One key question to consider if your aiming to supply all your nutrients through food, is how nutrient rich are the foods you’re eating? There are a number of key variables that will determine food nutrient levels. The quality of the soil, how the plants have been fed, how fresh they are and how the plants have been handled, processed and stored. As a general rule of thumb, fresh is best with fresher being better in terms of retaining nutrients. One of the controversies that often come up when discussing nutrient quantities and qualities in food is the organic vs conventional debate. Personally I’m pro organic. It’s a debate that will probably continue to rage for a long time and there are valid points on both sides. According to this meta-analysis study which was featured on www.americannutritionassociation.org organic foods analysed showed higher nutrient contents than conventionally grown plants.
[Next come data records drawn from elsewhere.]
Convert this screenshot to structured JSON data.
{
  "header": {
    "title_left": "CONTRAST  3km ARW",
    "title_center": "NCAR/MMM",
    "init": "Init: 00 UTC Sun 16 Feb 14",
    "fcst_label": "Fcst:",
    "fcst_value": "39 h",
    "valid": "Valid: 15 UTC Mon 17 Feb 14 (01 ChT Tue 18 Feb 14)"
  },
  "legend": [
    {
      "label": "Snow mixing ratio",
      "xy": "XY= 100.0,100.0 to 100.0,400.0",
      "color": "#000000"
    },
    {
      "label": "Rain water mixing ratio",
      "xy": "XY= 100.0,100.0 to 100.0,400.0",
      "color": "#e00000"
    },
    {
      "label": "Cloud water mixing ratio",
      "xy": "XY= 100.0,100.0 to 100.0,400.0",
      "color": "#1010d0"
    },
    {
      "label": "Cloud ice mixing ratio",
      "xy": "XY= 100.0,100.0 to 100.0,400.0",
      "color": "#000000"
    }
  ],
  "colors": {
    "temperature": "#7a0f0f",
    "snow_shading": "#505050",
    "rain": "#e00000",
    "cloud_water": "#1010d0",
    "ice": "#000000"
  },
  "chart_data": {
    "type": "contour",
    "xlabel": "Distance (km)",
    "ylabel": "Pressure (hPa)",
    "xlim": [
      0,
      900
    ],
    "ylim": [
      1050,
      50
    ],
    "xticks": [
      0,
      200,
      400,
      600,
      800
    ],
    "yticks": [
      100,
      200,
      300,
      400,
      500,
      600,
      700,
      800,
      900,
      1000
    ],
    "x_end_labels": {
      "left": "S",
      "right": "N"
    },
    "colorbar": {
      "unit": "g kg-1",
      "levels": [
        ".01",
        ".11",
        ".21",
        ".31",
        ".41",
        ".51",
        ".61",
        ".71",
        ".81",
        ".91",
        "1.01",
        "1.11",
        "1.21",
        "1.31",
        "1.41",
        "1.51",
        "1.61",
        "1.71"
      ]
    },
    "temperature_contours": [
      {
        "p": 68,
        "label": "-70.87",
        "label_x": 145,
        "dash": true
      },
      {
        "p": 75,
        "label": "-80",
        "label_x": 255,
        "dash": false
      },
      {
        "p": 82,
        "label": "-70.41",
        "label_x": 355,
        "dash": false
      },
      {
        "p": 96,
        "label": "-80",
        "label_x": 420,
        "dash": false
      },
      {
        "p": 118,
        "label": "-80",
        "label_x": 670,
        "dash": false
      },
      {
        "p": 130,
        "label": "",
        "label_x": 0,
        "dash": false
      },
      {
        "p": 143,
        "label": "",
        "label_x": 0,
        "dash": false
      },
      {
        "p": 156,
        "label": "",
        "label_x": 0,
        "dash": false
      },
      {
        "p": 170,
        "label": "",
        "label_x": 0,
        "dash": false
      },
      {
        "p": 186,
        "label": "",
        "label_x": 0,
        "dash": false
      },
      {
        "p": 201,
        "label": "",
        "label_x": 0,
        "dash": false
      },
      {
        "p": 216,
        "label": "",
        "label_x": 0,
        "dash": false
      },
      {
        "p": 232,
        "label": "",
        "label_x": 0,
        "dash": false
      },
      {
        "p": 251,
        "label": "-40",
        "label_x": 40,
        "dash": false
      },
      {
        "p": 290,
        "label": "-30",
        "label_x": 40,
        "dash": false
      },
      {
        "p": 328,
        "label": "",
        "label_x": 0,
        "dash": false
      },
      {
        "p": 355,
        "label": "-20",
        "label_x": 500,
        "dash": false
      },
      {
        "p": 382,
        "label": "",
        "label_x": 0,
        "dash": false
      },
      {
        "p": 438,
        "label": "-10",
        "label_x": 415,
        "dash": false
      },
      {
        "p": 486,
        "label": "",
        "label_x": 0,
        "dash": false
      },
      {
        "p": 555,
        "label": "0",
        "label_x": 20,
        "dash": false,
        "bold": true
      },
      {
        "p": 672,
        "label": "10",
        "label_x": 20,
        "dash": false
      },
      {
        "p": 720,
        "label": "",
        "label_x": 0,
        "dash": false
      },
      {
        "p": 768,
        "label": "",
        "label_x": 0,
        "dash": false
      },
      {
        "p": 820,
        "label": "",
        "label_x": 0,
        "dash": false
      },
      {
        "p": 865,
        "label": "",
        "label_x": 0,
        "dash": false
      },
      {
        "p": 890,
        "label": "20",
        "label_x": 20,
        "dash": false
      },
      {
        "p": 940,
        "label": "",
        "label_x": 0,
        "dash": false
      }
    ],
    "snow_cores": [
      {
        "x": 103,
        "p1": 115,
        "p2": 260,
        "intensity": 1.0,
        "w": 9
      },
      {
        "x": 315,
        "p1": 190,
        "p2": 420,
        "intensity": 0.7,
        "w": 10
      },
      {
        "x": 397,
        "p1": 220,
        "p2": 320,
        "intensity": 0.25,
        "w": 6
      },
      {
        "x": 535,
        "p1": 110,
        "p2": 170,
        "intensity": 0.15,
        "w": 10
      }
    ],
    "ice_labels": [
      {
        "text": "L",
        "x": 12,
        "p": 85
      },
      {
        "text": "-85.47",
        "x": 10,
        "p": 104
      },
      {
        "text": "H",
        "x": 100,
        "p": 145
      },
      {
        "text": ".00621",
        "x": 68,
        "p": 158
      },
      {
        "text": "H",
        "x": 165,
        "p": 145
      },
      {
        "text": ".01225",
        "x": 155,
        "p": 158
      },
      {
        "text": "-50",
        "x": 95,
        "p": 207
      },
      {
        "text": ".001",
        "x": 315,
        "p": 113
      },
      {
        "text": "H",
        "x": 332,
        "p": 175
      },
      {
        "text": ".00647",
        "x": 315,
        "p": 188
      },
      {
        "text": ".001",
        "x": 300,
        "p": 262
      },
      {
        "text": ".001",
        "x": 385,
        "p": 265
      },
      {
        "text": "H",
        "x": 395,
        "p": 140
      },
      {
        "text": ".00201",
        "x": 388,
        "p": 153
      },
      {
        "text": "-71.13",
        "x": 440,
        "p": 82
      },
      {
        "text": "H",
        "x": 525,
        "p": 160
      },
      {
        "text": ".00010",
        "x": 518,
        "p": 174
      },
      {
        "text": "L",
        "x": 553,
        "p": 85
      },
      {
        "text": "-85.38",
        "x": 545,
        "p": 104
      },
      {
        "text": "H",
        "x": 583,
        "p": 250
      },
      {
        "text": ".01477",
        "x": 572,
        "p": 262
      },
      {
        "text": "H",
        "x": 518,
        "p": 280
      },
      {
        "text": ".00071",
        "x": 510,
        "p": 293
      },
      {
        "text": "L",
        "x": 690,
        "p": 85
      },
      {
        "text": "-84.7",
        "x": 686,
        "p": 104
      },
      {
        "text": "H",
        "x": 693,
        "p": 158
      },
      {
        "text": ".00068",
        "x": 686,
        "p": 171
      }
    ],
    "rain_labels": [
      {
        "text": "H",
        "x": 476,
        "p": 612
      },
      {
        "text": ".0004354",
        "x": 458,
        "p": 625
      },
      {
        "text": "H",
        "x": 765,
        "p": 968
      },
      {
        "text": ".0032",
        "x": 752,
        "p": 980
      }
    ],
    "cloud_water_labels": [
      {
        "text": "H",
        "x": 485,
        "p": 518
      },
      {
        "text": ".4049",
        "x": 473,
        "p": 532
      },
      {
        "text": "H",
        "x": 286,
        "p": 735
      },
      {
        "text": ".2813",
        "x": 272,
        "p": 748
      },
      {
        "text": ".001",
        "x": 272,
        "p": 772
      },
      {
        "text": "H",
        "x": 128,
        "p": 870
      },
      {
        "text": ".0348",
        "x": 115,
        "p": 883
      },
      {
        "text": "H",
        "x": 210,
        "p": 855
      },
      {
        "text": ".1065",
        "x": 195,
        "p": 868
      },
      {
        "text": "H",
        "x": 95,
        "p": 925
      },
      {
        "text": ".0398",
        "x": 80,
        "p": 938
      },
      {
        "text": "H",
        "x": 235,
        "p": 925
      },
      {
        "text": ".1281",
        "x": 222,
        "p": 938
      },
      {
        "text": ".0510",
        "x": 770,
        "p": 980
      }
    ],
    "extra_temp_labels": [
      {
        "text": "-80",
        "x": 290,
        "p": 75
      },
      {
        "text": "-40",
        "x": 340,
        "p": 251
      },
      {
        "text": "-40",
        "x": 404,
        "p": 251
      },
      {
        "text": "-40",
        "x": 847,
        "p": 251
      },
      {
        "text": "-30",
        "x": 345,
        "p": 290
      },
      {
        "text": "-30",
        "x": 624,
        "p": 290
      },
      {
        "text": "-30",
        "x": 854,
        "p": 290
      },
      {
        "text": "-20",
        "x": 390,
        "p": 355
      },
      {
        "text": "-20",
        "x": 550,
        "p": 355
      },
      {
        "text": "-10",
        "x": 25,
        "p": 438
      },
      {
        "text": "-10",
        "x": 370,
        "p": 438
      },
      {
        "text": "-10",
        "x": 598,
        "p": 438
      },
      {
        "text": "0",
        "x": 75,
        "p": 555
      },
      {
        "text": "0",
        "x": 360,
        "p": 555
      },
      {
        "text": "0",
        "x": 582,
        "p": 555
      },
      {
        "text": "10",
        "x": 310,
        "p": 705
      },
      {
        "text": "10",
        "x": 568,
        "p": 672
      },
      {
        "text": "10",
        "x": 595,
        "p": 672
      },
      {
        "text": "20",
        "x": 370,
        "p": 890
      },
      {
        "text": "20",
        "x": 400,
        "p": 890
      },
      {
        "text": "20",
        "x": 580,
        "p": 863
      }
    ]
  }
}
There’s no harm in taking a quality multi vitamin or mineral supplement. If your bodies’ nutrient levels are adequate you may be making some expensive urine but that’s about it. However, there are certain times where extra supplementation is a good idea, even on top of a good diet. Taking extra doses in times of high stress loads on the body due to an illness or large training volumes will help insure the body’s immune system stays strong and you can give your all in training and competition. If you have been diagnosed with a specific vitamin or mineral deficiency by a medical professional you will need supplementation to re balance the deficiency. Whenever I’m travelling and not able to eat the way I normally would I will take a multi supplement to cover my bases.
Finally I would recommend sourcing supplements that have come from a whole food source and not a synthetic source as they will be more available for the body to assimilate. Synthetic vitamins are isolated or chemically simulated nutrients that do not take into account all the countless phytonutrients that come along with them. Any knowledgeable health food store should be able to advise you on which brands are best, if they can’t I would be wary of following their advice at all.